TGFβ-induced protein mediates lymphatic endothelial cell adhesion to the extracellular matrix under low oxygen conditions

TGF beta-induced protein (TGFBI) is an extracellular protein that mediates cell adhesion to collagen, laminin and fibronectin through its interaction with different beta integrins. We had previously reported that hypoxia-induced TGFBI mRNA expression in lymphatic endothelial cells (LEC). Here, we demonstrate that TGFBI can contribute to hypoxia-induced increases in LEC adhesion to the ECM. We show that while there are no changes in alpha(1), alpha(4), alpha v, beta(1), beta(2), beta(3), alpha(5)beta(1), alpha v beta(3), alpha v beta(5) integrin expression on the LEC surface after hypoxia exposure, there exists an accumulation of TGFBI adaptor protein in LEC supernatants.

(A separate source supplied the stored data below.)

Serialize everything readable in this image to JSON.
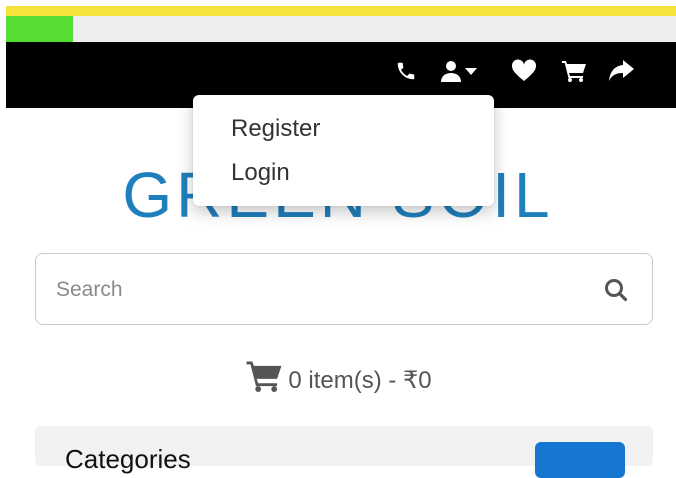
{
  "progress": {
    "value": 0.1
  },
  "navbar": {
    "icons": [
      "phone-icon",
      "user-icon",
      "chevron-down-icon",
      "heart-icon",
      "cart-icon",
      "share-icon"
    ]
  },
  "account_menu": {
    "items": [
      {
        "label": "Register"
      },
      {
        "label": "Login"
      }
    ]
  },
  "logo": {
    "text": "GREEN SOIL"
  },
  "search": {
    "placeholder": "Search"
  },
  "cart": {
    "summary": "0 item(s) - ₹0"
  },
  "categories": {
    "label": "Categories"
  },
  "colors": {
    "topbar": "#f5e23a",
    "progress_fill": "#55dd33",
    "navbar": "#000000",
    "logo": "#1f7fbd",
    "button": "#1577d0"
  }
}
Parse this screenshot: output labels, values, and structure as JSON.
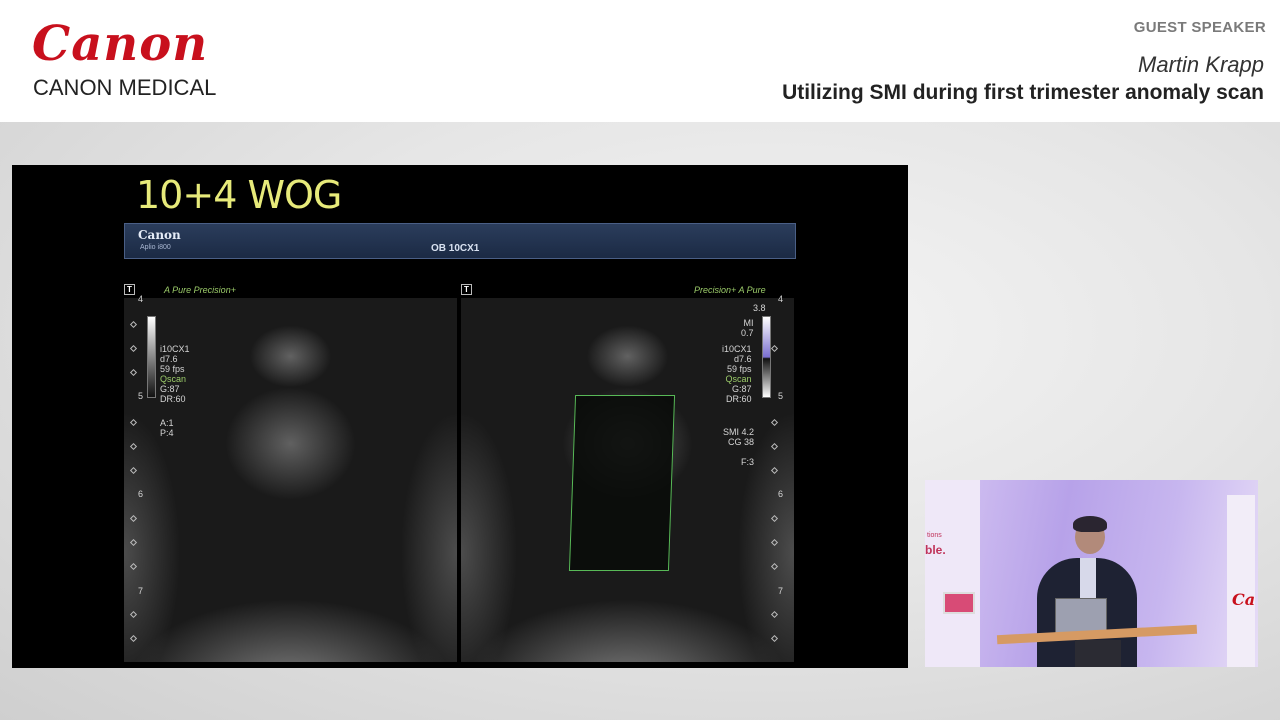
{
  "header": {
    "brand_wordmark": "Canon",
    "brand_sub": "CANON MEDICAL",
    "guest_label": "GUEST SPEAKER",
    "speaker_name": "Martin Krapp",
    "talk_title": "Utilizing SMI during first trimester anomaly scan"
  },
  "slide": {
    "title": "10+4 WOG",
    "us_brand": "Canon",
    "us_model": "Aplio i800",
    "us_preset": "OB 10CX1"
  },
  "left_pane": {
    "t_marker": "T",
    "mode_label": "A Pure  Precision+",
    "readout_lines": [
      "i10CX1",
      "d7.6",
      "59 fps",
      "Qscan",
      "G:87",
      "DR:60"
    ],
    "readout2_lines": [
      "A:1",
      "P:4"
    ],
    "depth_marks": [
      "4",
      "5",
      "6",
      "7"
    ]
  },
  "right_pane": {
    "t_marker": "T",
    "mode_label": "Precision+  A Pure",
    "scale_top": "3.8",
    "mi_lines": [
      "MI",
      "0.7"
    ],
    "readout_lines": [
      "i10CX1",
      "d7.6",
      "59 fps",
      "Qscan",
      "G:87",
      "DR:60"
    ],
    "smi_lines": [
      "SMI 4.2",
      "CG 38",
      "F:3"
    ],
    "depth_marks": [
      "4",
      "5",
      "6",
      "7"
    ]
  },
  "video_inset": {
    "backdrop_small": "tions",
    "backdrop_large": "ble.",
    "backdrop_brand": "Ca"
  },
  "colors": {
    "brand_red": "#c8101d",
    "slide_title": "#e7ea7a",
    "smi_roi": "#58b957"
  }
}
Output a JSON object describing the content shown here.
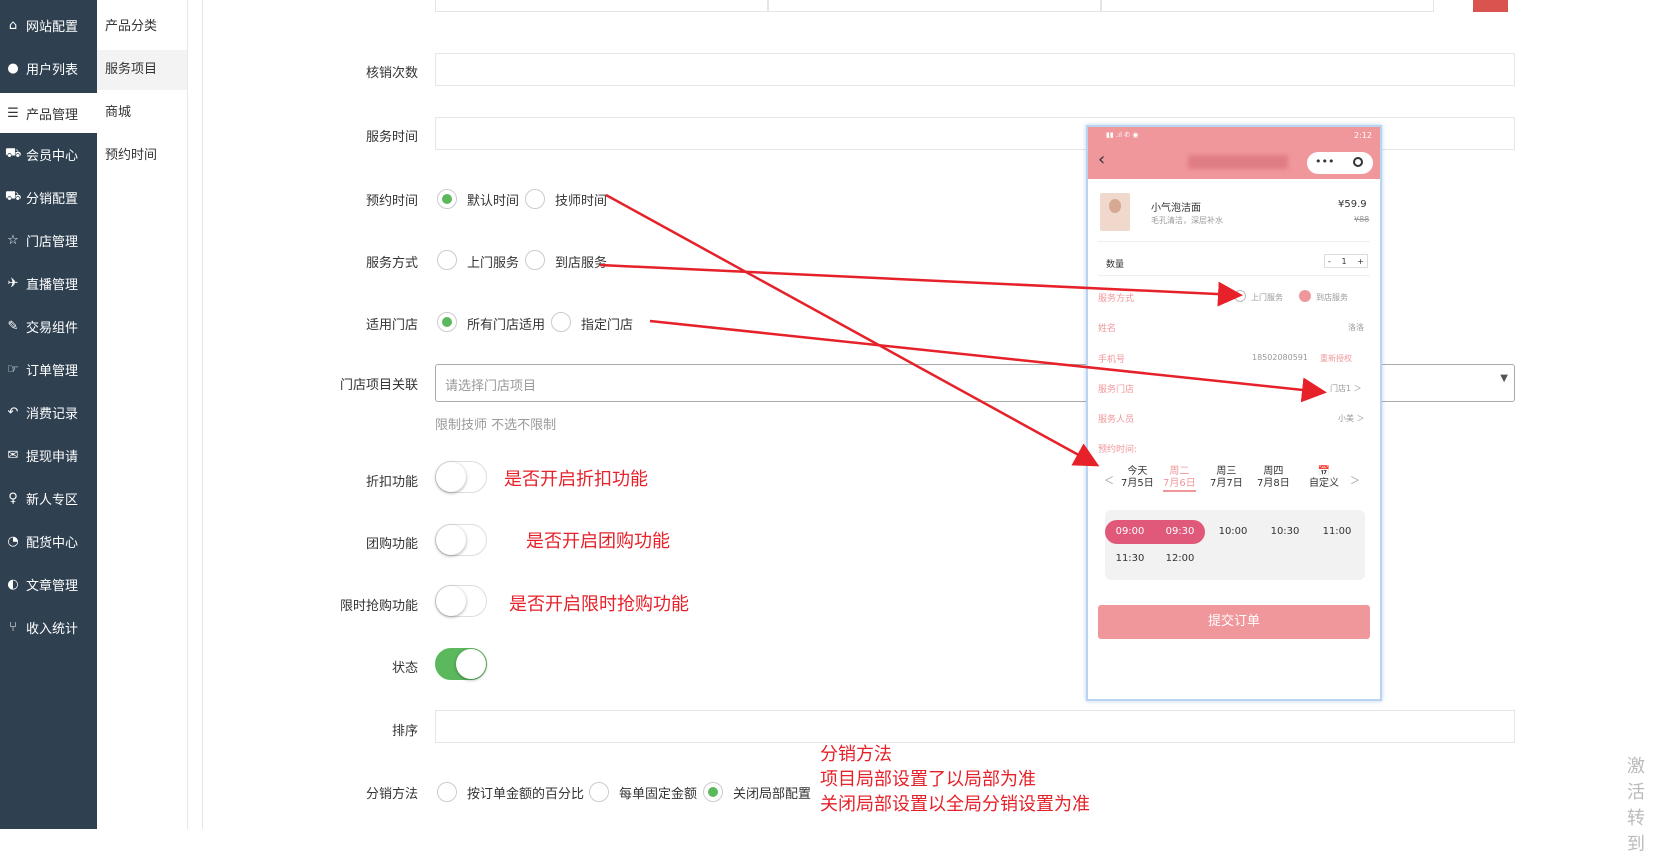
{
  "sidebar": {
    "items": [
      {
        "icon": "home-icon",
        "glyph": "⌂",
        "label": "网站配置"
      },
      {
        "icon": "user-icon",
        "glyph": "●",
        "label": "用户列表"
      },
      {
        "icon": "server-icon",
        "glyph": "☰",
        "label": "产品管理"
      },
      {
        "icon": "cart-icon",
        "glyph": "⛟",
        "label": "会员中心"
      },
      {
        "icon": "cart-icon",
        "glyph": "⛟",
        "label": "分销配置"
      },
      {
        "icon": "star-icon",
        "glyph": "☆",
        "label": "门店管理"
      },
      {
        "icon": "plane-icon",
        "glyph": "✈",
        "label": "直播管理"
      },
      {
        "icon": "eraser-icon",
        "glyph": "✎",
        "label": "交易组件"
      },
      {
        "icon": "hand-icon",
        "glyph": "☞",
        "label": "订单管理"
      },
      {
        "icon": "reply-icon",
        "glyph": "↶",
        "label": "消费记录"
      },
      {
        "icon": "wechat-icon",
        "glyph": "✉",
        "label": "提现申请"
      },
      {
        "icon": "pin-icon",
        "glyph": "♀",
        "label": "新人专区"
      },
      {
        "icon": "pie-chart-icon",
        "glyph": "◔",
        "label": "配货中心"
      },
      {
        "icon": "adjust-icon",
        "glyph": "◐",
        "label": "文章管理"
      },
      {
        "icon": "branch-icon",
        "glyph": "⑂",
        "label": "收入统计"
      }
    ]
  },
  "subnav": {
    "items": [
      "产品分类",
      "服务项目",
      "商城",
      "预约时间"
    ]
  },
  "form": {
    "verify_count_label": "核销次数",
    "service_time_label": "服务时间",
    "booking_time": {
      "label": "预约时间",
      "options": [
        "默认时间",
        "技师时间"
      ],
      "selected": 0
    },
    "service_mode": {
      "label": "服务方式",
      "options": [
        "上门服务",
        "到店服务"
      ],
      "selected": -1
    },
    "stores": {
      "label": "适用门店",
      "options": [
        "所有门店适用",
        "指定门店"
      ],
      "selected": 0
    },
    "store_item": {
      "label": "门店项目关联",
      "placeholder": "请选择门店项目",
      "help": "限制技师 不选不限制"
    },
    "discount": {
      "label": "折扣功能",
      "on": false,
      "note": "是否开启折扣功能"
    },
    "group_buy": {
      "label": "团购功能",
      "on": false,
      "note": "是否开启团购功能"
    },
    "flash_sale": {
      "label": "限时抢购功能",
      "on": false,
      "note": "是否开启限时抢购功能"
    },
    "status": {
      "label": "状态",
      "on": true
    },
    "sort_label": "排序",
    "distribution": {
      "label": "分销方法",
      "options": [
        "按订单金额的百分比",
        "每单固定金额",
        "关闭局部配置"
      ],
      "selected": 2
    },
    "distribution_note": [
      "分销方法",
      "项目局部设置了以局部为准",
      "关闭局部设置以全局分销设置为准"
    ]
  },
  "watermark": [
    "激活",
    "转到"
  ],
  "phone": {
    "status_time": "2:12",
    "product_name": "小气泡洁面",
    "product_desc": "毛孔清洁，深层补水",
    "price": "¥59.9",
    "orig_price": "¥88",
    "qty_label": "数量",
    "qty": "1",
    "minus": "-",
    "plus": "+",
    "service_mode_label": "服务方式",
    "mode_options": [
      "上门服务",
      "到店服务"
    ],
    "name_label": "姓名",
    "name_value": "洛洛",
    "phone_label": "手机号",
    "phone_value": "18502080591",
    "reauth": "重新授权",
    "store_label": "服务门店",
    "store_value": "门店1 ＞",
    "staff_label": "服务人员",
    "staff_value": "小美 ＞",
    "time_label": "预约时间:",
    "prev": "＜",
    "next": "＞",
    "days": [
      {
        "d": "今天",
        "date": "7月5日"
      },
      {
        "d": "周二",
        "date": "7月6日"
      },
      {
        "d": "周三",
        "date": "7月7日"
      },
      {
        "d": "周四",
        "date": "7月8日"
      },
      {
        "d": "📅",
        "date": "自定义"
      }
    ],
    "slots": [
      "09:00",
      "09:30",
      "10:00",
      "10:30",
      "11:00",
      "11:30",
      "12:00"
    ],
    "submit": "提交订单"
  },
  "colors": {
    "sidebar": "#2f4050",
    "accent_green": "#5cb85c",
    "annotation_red": "#e62129",
    "phone_pink": "#f0979b"
  }
}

We also demonstrate that hypoxia driven TGBFI expression is dependent on TGF beta production by LEC. Furthermore, we show that TGFBI mediated LEC adhesion and migration through the ECM by its binding to the beta(3) integrin. The identification of the specific mechanisms regulating LEC-ECM interactions may help us design new terapeutic applications for diseases in which lymphatic vessel function is compromised.